Below you can see the block diagram of the SCI FPGA. To view the figure at a higher resolution (recommended) please click on it!
The primary function of the Dual Ported Memory (DPM) is storage of SCI packets or rather the data body of SCI packets. Because of the two completely asynchronous and independent ports of this buffer memory it is possible to receive a new SCI packet while data of a formerly received SCI packet is written into PCI memory, for example.
As mentioned previously, actually only the data body of SCI packets have to be stored in the DPM. Other informations (such as address and status) are exchanged between both FPGAs using a different path (see figure). However, because of some constructive reasons whole SCI packets (at least incoming ones) are stored in the DPM for now.
This additional memory contains three large tables:
The basic SRAM size of 1MByte supports 80kEntries for the downstream address
translation table (64bits/entry), 32kEntries for the upstream address translation
table (32bits/entry), and 1kEntries for the VI context memory (256Bytes/entry).

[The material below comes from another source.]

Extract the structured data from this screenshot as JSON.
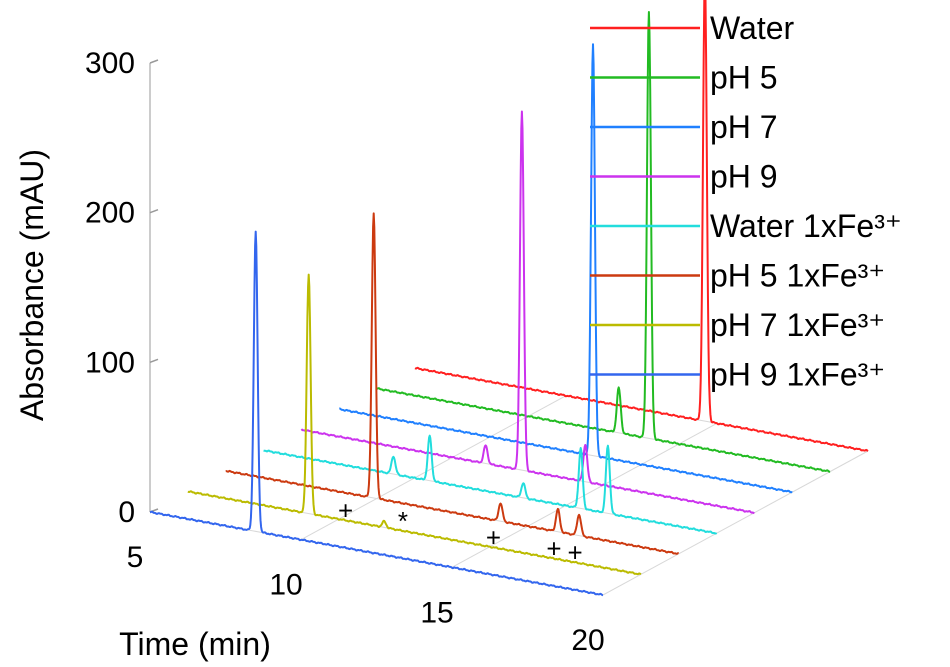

Assuming a page size of 4kBytes for exported and imported memory pages
this results in 320MBytes of importable memory and 128MBytes of exportable
memory.
The LC-2 made by Dolphin Interconnect Solutions realizes the timing critical functions of the high-speed SCI connections. Actually the LC-2 is able to achive a link bandwidth of 500MByte/s (cumulative bandwidth of 1GByte/s since data is transferred on link-in and link-out in parallel). However, for now we tested it only with a link frequency of 100MHz. That is, the bandwidth of one link is 'only' 400MByte/s.